Finance Minister Yanis Varoufakis and the central bank chief were set to meet yesterday for an emergency meeting of the “systemic stability council,” amid increasing signs of a bank run.
Since Friday night, 1.3 billion euros (US$1.45 billion) have been withdrawn from Greek banks, said the head of the bank workers’ union Stavros Koukos.
A banking source in Greece who requested anonymity said only 40 percent of ATMs now had money in them.
Germany’s foreign ministry suggested that its citizens traveling to Greece “take sufficient amounts of cash” with them.
Varoufakis, pressed in a BBC interview on whether Athens would limit bank withdrawals and overseas transfers, said only that “this is a matter that we’ll have to work overnight on with the appropriate authorities both here in Greece and in Frankfurt.”
Bank of Greece chief Yannis Stournaras said his bank “will take all measures necessary to ensure financial stability for Greek citizens in these difficult circumstances.”
The Frankfurt-based ECB’s governing council earlier held an emergency telephone conference and pledged to keep emergency liquidity assistance — keeping open its life-support for Greek banks and, by extension, the Greek state.
However, it pledged no fresh cash for banks, ratcheting up pressure on the Greek government to slap on controls to save lenders from the run on deposits.

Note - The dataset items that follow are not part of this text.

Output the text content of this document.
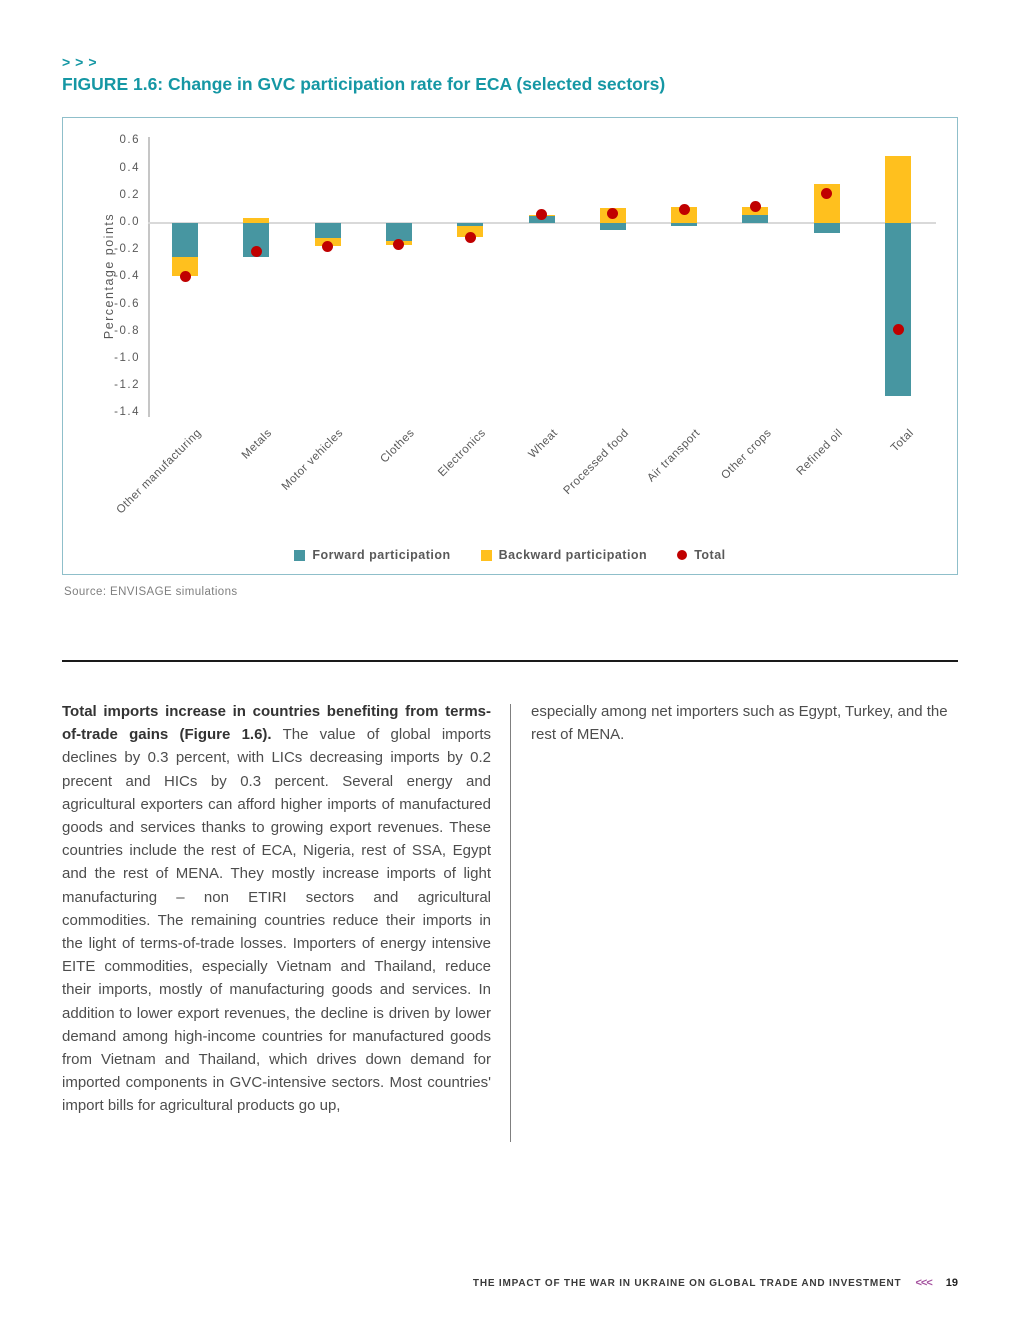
>>>
FIGURE 1.6: Change in GVC participation rate for ECA (selected sectors)
Percentage points
0.6
0.4
0.2
0.0
-0.2
-0.4
-0.6
-0.8
-1.0
-1.2
-1.4
Other manufacturing	Metals Motor vehicles	Clothes Electronics	Wheat Processed food Air transport Other crops Refined oil	Total
Forward participation	Backward participation	Total
Source: ENVISAGE simulations
Total imports increase in countries benefiting from terms-of-trade gains (Figure 1.6). The value of global imports declines by 0.3 percent, with LICs decreasing imports by 0.2 precent and HICs by 0.3 percent. Several energy and agricultural exporters can afford higher imports of manufactured goods and services thanks to growing export revenues. These countries include the rest of ECA, Nigeria, rest of SSA, Egypt and the rest of MENA. They mostly increase imports of light manufacturing – non ETIRI sectors and agricultural commodities. The remaining countries reduce their imports in the light of terms-of-trade losses. Importers of energy intensive EITE commodities, especially Vietnam and Thailand, reduce their imports, mostly of manufacturing goods and services. In addition to lower export revenues, the decline is driven by lower demand among high-income countries for manufactured goods from Vietnam and Thailand, which drives down demand for imported components in GVC-intensive sectors. Most countries' import bills for agricultural products go up,
especially among net importers such as Egypt, Turkey, and the rest of MENA.
THE IMPACT OF THE WAR IN UKRAINE ON GLOBAL TRADE AND INVESTMENT <<< 19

Greece, after five years of turmoil, appeared to head into the uncharted, and likely turbulent, waters of a long dreaded “Plan B.” The long festering crisis took a sharp turn for the worse when leftist Greek Prime Minister Alexis Tsipras stunned Europe with a surprise call for a July 5 referendum, which has been approved by the Greek parliament, on the latest cash-for-reforms package and advised voters against backing a deal that spells further “humiliation.”
For Tsipras, austerity has been a “humanitarian catastrophe” for his country of about 11 million people, which has endured five years of recession, turmoil and skyrocketing unemployment.